After working temp jobs in different industries for a year, Kropp discovered she liked banking. From a starting position as a teller, she became a personal banker and then a loan officer. At her next career juncture, Kropp chose investments over branch management. She and another bank employee, John Moylan, spent the next 10 years as the management team for two bank brokerages. In 1996, the two started their own firm, Moylan Kropp Retirement Planning, affiliating with Securities America.
“I was very excited about going out on our own,” Kropp said. “My father was an entrepreneur and realtor. I was always amazed by how happy he was in his job. He always said I needed to have my own business someday. My mom was sick when I was growing up, and I had three brothers that I helped raise, so I was very involved in the family finances. I wasn’t afraid of starting a business. I often told John that, as long as we worked hard, we would make it.”

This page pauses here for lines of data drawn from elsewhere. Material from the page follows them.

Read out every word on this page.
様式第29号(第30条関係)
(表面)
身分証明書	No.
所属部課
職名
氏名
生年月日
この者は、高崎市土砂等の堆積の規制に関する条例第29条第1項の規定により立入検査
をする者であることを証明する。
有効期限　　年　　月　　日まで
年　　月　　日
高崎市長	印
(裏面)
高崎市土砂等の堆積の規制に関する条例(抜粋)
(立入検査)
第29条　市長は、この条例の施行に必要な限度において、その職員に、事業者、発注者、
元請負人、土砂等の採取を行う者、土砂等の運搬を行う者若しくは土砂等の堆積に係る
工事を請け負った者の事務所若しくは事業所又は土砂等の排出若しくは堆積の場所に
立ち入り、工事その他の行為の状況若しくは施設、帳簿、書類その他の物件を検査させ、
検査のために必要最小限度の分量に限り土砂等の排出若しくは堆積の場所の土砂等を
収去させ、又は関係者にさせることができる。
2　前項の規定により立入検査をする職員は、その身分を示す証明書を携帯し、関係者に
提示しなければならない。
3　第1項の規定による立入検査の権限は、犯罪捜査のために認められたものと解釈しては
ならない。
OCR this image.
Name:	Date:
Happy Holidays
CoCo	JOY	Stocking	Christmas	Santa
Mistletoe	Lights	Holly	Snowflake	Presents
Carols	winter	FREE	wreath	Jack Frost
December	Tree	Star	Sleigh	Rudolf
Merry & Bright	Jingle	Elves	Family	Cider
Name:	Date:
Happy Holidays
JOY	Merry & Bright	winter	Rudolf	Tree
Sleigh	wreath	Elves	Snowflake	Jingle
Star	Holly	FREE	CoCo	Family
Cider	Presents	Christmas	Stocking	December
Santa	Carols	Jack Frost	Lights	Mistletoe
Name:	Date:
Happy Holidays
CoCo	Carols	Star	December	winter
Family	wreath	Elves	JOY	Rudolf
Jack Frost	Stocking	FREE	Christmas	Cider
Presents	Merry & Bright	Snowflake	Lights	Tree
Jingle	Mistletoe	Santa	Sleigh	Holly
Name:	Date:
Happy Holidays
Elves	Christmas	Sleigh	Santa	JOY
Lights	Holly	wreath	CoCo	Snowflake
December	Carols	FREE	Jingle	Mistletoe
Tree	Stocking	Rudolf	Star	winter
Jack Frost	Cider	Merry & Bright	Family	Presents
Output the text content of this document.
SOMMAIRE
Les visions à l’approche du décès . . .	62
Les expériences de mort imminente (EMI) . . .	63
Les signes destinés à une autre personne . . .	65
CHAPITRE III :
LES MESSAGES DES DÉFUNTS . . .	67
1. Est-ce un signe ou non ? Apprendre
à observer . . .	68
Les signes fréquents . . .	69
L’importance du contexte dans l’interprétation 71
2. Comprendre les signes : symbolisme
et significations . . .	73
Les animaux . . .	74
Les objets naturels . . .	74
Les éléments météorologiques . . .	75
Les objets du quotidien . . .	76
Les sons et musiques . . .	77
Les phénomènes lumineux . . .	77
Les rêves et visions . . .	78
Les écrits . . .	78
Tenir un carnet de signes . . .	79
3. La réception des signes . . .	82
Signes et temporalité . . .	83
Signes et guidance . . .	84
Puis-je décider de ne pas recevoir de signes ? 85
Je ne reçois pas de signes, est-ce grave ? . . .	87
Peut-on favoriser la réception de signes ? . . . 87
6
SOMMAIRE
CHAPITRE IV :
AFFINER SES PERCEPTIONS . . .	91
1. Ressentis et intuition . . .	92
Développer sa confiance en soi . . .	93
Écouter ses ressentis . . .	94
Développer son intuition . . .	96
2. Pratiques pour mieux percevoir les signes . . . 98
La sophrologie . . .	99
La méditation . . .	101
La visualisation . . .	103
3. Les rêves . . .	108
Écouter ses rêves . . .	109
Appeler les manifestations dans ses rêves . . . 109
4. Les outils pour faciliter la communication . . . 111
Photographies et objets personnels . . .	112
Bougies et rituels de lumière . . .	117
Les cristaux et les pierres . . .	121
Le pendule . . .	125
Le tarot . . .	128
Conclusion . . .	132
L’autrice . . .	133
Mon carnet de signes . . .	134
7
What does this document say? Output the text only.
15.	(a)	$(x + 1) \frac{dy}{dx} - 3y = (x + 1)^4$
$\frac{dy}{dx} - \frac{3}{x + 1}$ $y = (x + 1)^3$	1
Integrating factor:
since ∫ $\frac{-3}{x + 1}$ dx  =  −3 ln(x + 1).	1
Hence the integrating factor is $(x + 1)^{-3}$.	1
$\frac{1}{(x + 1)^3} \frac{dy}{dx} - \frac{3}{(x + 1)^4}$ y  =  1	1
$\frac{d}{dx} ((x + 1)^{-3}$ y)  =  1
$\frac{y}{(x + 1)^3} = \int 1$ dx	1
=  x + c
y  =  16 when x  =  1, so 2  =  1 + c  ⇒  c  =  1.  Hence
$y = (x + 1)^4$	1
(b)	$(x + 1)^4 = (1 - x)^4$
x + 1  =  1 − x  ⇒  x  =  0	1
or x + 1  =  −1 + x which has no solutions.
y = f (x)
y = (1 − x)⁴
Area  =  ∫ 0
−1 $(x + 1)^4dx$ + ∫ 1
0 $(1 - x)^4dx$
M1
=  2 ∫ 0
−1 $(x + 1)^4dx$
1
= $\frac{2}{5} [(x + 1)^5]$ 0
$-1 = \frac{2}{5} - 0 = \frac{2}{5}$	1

The path between teaching special education and running a financial practice that manages about $255 million in assets has been anything but smooth. Married in 1980, Kropp and her husband, Bob, welcomed daughter Chelsea in 1987 and son Andrew a year later. Born deaf, Andrew began to have issues the Kropps believed went beyond a hearing impairment. Working at the second bank full time, attending her daughter’s activities and spending her nights researching her son’s symptoms and behavior, Kropp’s own health began to suffer. Kropp’s research eventually put her in contact with a doctor in Australia who diagnosed Drew as having Aspergers Syndrome. Relieved to finally have an explanation, Kropp soon faced a new issue.
“When we told our babysitter about Andrew’s diagnosis of deafness, she quit. She thought he should be institutionalized,” Kropp said. “Our best friends had a child nine months younger than Andrew, so the four of us arranged our schedules so one of us was with all three kids at all times. We each had three car seats in our cars.”
In 2002, Kropp faced another life-changing challenge when Moylan, her business partner, was diagnosed with terminal cancer. The two discussed succession planning and created a plan for Moylan’s three sons to enter the business. Patrick joined Moylan Kropp in 2003 with a degree in finance and marketing; Sean in 2004 with finance and legal degrees, specializing in estate planning; and Devin joined three years ago with a degree in finance and the Certified Public Accountant designation. All three have become Certified Financial Planners, guided by Kropp’s philosophy and teaching skills along with the legacy of their father, who died in 2011.
“Each of John’s sons has a different learning method, which I recognized because of my training as a teacher,” Kropp said. “More important than teaching them the technical aspects of the business, however, was teaching them about customer care and humility. I feel as a team, we are instrumental in our clients’ lives. When someone comes to us, we should help them. I feel blessed to be in this profession. When you serve with humility, you put clients first. At the end of the day it’s about how well you served your clients and how you made them feel.”
Kropp is transitioning the Moylan sons from the operations roles they’ve performed until now into more active business building. The firm will hire additional staff to fill those operations roles as the sons spend more time meeting with clients and prospects. Over the next three years, the Moylans will each become partners in the firm.
Over the past 18 years, Kropp has relied upon Securities America as her broker-dealer partner. She’s never second guessed that choice.
“I know I can always pick up the phone and top management will talk to me,” she said. “I also value the networking and peer learning of the National Conference and the formal coaching programs like Next Level. Throughout everything, I knew everyone at Securities America had my back.”